Dan Kalifa,Uriel Singer,Kira Radinsky
2024-08-01
Abstract:Proteins play a vital role in biological processes and are indispensable for living organisms. Accurate representation of proteins is crucial, especially in drug development. Recently, there has been a notable increase in interest in utilizing machine learning and deep learning techniques for unsupervised learning of protein representations. However, these approaches often focus solely on the amino acid sequence of proteins and lack factual knowledge about proteins and their interactions, thus limiting their performance. In this study, we present GOProteinGNN, a novel architecture that enhances protein language models by integrating protein knowledge graph information during the creation of amino acid level representations. Our approach allows for the integration of information at both the individual amino acid level and the entire protein level, enabling a comprehensive and effective learning process through graph-based learning. By doing so, we can capture complex relationships and dependencies between proteins and their functional annotations, resulting in more robust and contextually enriched protein representations. Unlike previous fusion methods, GOProteinGNN uniquely learns the entire protein knowledge graph during training, which allows it to capture broader relational nuances and dependencies beyond mere triplets as done in previous work. We perform a comprehensive evaluation on several downstream tasks demonstrating that GOProteinGNN consistently outperforms previous methods, showcasing its effectiveness and establishing it as a state-of-the-art solution for protein representation learning.

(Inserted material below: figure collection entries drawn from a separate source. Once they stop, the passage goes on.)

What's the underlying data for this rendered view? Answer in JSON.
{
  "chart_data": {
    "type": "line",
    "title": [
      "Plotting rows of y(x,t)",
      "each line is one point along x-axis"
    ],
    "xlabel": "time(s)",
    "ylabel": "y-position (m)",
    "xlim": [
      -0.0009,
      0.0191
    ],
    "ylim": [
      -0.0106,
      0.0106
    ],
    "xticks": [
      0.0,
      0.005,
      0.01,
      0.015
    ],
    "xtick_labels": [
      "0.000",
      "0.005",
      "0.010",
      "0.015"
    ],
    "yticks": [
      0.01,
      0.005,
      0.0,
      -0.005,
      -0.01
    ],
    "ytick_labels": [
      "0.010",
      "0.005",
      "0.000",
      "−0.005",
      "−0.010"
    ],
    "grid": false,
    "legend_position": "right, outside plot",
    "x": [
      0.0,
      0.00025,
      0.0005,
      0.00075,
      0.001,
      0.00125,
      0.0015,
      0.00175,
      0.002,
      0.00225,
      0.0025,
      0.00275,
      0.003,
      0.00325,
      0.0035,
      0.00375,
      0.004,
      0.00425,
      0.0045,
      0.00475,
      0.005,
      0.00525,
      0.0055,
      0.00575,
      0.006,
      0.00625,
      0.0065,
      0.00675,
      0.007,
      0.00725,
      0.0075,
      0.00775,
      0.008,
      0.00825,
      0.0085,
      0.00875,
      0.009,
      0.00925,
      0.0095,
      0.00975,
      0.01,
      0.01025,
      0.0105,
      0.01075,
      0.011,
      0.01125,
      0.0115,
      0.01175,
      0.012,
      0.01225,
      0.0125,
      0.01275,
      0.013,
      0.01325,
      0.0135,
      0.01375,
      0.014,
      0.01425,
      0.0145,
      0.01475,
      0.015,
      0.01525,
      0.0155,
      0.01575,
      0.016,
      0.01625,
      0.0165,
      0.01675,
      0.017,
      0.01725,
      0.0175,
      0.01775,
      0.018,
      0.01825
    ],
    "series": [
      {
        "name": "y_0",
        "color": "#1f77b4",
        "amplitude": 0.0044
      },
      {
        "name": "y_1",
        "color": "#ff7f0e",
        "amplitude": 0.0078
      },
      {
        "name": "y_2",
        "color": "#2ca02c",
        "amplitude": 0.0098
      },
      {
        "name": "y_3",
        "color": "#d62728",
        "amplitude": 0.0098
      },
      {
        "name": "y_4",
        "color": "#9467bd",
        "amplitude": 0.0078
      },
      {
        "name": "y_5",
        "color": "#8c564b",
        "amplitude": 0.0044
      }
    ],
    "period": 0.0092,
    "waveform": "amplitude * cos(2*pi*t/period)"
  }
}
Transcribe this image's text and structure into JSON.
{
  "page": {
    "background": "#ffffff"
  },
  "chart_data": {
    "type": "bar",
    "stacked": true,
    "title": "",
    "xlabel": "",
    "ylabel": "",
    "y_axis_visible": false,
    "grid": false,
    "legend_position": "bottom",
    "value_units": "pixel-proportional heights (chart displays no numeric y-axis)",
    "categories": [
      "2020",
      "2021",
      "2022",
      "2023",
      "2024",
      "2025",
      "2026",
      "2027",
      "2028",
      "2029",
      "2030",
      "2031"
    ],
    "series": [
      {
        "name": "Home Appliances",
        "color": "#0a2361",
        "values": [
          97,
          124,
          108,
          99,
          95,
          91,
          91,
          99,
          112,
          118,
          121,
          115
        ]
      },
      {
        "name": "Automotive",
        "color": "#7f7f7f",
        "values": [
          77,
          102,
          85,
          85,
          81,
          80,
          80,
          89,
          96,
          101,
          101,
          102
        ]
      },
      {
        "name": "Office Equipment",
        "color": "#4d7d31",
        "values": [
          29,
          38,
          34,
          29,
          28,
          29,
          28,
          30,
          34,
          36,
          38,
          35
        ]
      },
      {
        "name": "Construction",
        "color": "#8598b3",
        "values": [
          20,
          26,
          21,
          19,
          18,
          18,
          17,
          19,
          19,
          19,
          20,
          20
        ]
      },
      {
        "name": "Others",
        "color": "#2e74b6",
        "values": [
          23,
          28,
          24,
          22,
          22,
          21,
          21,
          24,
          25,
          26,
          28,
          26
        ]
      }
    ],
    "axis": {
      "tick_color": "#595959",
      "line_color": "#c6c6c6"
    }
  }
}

Biomolecules,Machine Learning
What problem does this paper attempt to address?
The paper aims to address key issues in protein representation learning, particularly how to integrate rich knowledge graph information into protein representations to improve their quality and biological relevance. Specifically, the study proposes a new architecture called GOProteinGNN, which addresses the limitations of existing methods in the following ways: 1. **Integrating information at both the amino acid level and the protein level**: Most existing protein representation learning methods either focus solely on amino acid sequences (e.g., ProtBert) or attempt to create protein-level representations directly while integrating external information (e.g., KeAP). GOProteinGNN handles both levels of information within a unified framework. 2. **Comprehensive utilization of protein knowledge graphs**: Many existing methods simplify protein knowledge graphs, treating them merely as triplet-form information, which may lead to the loss of important relational details and contextual dependencies. GOProteinGNN fully leverages the structure of the entire protein knowledge graph throughout the pre-training process, ensuring the capture of complex interactions. 3. **Introducing a novel Graph Neural Networks (GNN) knowledge injection layer**: To integrate protein knowledge graph information with protein language models, GOProteinGNN designs a GNN Knowledge Injection (GKI) layer. This layer uses a Relational Graph Convolution Network (RGCN) to propagate information from the knowledge graph and incorporates this information into protein representations via the [CLS] token. Through these innovations, GOProteinGNN demonstrates superior performance over previous methods in various downstream tasks, establishing its position as the latest technological solution in the field of protein representation learning. Experimental results show significant performance improvements in tasks such as contact prediction, remote homology detection, and protein-protein interaction recognition.